Fittingly, Rams’s “Ten Principles of Good Design” – first formulated in 1985 and steeped in Bauhaus traditions, later refined by the Ulm School’s understanding of technology and industrial production – are almost exactly halfway through the book. Whether this is the author’s intention, he clearly divides Braun’s story along a clear line between before and after Dieter Rams. Perhaps his most influential and best-known principle is number 10:
Good design is as little design as possible. Less, but better, because it focuses on the essential aspects and the products are not overloaded with non-essentials. Return to purity, return to simplicity.
In 1995, Dieter Rams was ousted from his design leadership role by an executive at Gillette – which had purchased Braun in 1967 – who demanded more “emotionality” from the product line, according to Klemp. Rams was just two years away from retirement and given an elaborate but meaningless (he had no direct reports) new title of executive director of corporate identity. He left Braun in 1997, just as Braun’s philosophy of “less, but better” was transforming into “more and worse.”

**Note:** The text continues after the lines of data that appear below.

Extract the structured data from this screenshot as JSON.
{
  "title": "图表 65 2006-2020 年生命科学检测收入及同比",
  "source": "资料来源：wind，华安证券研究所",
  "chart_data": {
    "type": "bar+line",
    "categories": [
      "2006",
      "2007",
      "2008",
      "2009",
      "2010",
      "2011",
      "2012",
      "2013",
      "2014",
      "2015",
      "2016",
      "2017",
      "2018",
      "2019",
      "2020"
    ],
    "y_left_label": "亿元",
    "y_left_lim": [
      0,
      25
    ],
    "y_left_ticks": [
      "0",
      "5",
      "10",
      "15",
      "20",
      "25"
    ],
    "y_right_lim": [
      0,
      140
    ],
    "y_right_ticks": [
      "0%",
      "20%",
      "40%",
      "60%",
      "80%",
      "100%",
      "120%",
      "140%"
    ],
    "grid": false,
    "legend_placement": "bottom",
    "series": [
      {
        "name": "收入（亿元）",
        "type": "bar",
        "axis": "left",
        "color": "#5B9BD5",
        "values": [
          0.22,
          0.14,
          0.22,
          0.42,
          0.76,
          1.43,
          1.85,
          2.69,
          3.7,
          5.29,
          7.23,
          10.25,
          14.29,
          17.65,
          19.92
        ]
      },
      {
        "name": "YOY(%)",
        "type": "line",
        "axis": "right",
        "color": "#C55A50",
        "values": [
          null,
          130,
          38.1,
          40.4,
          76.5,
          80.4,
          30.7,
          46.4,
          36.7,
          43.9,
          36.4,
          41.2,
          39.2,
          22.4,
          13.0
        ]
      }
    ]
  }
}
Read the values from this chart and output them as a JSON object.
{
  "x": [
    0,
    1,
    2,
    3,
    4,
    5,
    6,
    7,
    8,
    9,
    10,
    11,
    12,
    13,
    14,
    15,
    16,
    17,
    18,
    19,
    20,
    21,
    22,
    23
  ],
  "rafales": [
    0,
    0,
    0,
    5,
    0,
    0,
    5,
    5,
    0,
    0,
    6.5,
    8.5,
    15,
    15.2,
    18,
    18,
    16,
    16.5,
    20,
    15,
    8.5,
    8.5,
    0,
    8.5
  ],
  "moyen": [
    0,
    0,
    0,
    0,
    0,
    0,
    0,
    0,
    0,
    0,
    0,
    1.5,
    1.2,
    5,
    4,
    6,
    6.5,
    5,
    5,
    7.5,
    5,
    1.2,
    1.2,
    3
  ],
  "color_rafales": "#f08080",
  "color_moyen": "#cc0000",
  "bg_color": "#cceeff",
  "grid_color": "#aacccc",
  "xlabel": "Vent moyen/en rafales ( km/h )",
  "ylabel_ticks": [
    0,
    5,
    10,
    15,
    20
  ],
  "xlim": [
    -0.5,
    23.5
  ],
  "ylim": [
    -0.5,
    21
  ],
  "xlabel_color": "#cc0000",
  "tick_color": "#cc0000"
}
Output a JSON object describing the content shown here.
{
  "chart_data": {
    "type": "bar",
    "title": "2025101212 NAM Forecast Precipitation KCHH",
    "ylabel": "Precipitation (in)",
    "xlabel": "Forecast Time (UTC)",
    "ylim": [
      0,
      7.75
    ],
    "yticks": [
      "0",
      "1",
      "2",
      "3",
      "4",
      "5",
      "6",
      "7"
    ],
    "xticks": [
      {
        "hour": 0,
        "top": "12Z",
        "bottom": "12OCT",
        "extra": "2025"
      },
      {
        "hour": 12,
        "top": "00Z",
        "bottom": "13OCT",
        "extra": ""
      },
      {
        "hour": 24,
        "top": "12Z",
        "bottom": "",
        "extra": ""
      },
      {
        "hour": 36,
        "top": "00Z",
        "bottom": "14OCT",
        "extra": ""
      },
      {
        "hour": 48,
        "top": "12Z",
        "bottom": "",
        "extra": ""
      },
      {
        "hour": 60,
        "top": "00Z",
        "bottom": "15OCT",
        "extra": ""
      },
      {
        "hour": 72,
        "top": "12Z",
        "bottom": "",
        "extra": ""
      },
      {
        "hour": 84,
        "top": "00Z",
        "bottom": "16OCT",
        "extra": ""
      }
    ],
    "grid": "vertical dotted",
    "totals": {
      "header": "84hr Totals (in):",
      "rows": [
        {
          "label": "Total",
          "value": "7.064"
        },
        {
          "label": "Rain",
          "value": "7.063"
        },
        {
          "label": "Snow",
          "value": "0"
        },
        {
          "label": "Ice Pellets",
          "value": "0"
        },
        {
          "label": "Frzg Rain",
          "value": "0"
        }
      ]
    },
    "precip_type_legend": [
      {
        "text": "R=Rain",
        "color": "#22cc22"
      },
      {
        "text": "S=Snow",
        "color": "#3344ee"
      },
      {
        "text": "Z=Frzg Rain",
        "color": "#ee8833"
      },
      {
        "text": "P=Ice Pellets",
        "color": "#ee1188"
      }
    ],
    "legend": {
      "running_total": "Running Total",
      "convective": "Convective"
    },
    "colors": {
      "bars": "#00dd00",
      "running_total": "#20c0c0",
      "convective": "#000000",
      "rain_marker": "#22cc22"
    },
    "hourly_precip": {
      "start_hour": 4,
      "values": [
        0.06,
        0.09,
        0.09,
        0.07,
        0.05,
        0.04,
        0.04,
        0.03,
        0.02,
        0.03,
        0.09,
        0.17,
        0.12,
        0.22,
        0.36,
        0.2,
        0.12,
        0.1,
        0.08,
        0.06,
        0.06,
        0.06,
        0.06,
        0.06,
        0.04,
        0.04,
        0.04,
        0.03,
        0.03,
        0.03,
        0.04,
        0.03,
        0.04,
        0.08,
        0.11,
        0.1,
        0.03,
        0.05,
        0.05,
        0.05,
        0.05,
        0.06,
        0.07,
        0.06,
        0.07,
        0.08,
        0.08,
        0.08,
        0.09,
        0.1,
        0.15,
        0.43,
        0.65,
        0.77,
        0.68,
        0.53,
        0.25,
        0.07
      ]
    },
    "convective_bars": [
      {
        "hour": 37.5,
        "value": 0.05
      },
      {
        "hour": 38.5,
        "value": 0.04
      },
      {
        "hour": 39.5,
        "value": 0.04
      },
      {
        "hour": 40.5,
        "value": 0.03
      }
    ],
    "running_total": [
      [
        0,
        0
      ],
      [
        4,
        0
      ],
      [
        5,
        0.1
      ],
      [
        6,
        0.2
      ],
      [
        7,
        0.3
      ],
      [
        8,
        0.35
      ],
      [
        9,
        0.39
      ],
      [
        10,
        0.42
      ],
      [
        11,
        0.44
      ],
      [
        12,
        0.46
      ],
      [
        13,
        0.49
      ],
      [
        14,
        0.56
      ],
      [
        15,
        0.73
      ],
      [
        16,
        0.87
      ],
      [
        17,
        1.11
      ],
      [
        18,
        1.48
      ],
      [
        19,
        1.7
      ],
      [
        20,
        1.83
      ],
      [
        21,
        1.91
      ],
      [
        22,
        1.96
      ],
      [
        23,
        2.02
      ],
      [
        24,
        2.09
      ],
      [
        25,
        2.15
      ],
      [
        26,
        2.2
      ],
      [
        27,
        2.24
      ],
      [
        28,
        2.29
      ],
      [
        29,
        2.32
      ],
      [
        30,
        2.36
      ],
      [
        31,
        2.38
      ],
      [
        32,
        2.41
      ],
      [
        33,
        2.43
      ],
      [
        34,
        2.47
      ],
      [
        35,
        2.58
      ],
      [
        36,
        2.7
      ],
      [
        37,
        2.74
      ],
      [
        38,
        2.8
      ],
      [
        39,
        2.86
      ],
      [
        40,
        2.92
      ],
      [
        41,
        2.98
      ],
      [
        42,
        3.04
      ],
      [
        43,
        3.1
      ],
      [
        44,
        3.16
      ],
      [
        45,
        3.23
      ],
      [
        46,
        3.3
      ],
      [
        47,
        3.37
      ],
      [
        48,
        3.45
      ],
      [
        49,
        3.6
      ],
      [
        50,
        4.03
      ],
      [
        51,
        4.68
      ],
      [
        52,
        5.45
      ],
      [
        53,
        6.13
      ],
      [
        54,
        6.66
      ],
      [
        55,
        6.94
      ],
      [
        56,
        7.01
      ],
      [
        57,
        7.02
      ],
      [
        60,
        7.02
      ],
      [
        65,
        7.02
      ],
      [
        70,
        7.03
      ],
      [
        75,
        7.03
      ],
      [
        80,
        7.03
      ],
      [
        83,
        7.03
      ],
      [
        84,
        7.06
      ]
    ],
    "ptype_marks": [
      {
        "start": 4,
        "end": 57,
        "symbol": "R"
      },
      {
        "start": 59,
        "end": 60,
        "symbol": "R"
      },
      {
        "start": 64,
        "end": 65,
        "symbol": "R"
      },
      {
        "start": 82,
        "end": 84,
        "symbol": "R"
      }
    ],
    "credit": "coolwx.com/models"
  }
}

If the house of Braun gave birth to the 10 design principles of the Rams, it was Apple, and more particularly Steve Jobs and Jony Ive, who fully adopted them from the mid-1990s, starting with the iMac (1998 ), the iPod (2001), and yes, the iPhone (2007), which was a marvel of simplicity and usability at launch. In 2009, Rams said, “There are only a few companies today that take design seriously, in my opinion, and, at the moment, it’s an American company.” It’s Apple. Notably, he didn’t say Braun.
Only 41 pages of Braun: designed to preserve are, naturally, dedicated to the Braun of today. After all, it was only in 2010 that Procter & Gamble – which purchased Gillette in 2005 and witnessed Apple’s extraordinary global success – returned to a “Past Forward” approach to Apple’s legacy. Braun in design. Klemp says the 2012 Braun Series 5 razors were one of the first products to embody this reinterpretation. Well, very good.
This 2020 shaver seems to be closely related to the first Braun models:
Designed to keep makes a valiant effort to chronicle today’s Braun, covering mistakes and setbacks and, more recently, reinventions, while suggesting that he could once again influence an industry with his innovations. Perhaps, but the appeal of this book undoubtedly lies in looking back, and that has benefits for Braun and the entire consumer electronics industry.
“The new design always stands on the shoulders of its predecessors and, in the best case, learns not only from the knowledge gleaned during the creative process, but also from the wrong turns taken,” says Klemp. “Only the Gods can create ex nihilo, or produce something from nothing.”
Designed to keep makes sense of Braun’s history by showing how generations of people have drawn inspiration from past and current events to create products with lasting appeal. Such longevity is unheard of today, with fashionable design trends conspiring with software and electronics on a fast track to product obsolescence, planned or unplanned.
The title — Designed to keep — can also be read as an instruction. This is a book you’ll want to keep as a reference for the next time a new product launches and you ask yourself, “Now where have I seen this before?”
Braun: designed to preserve is available to purchase now for $79.95/€69.95.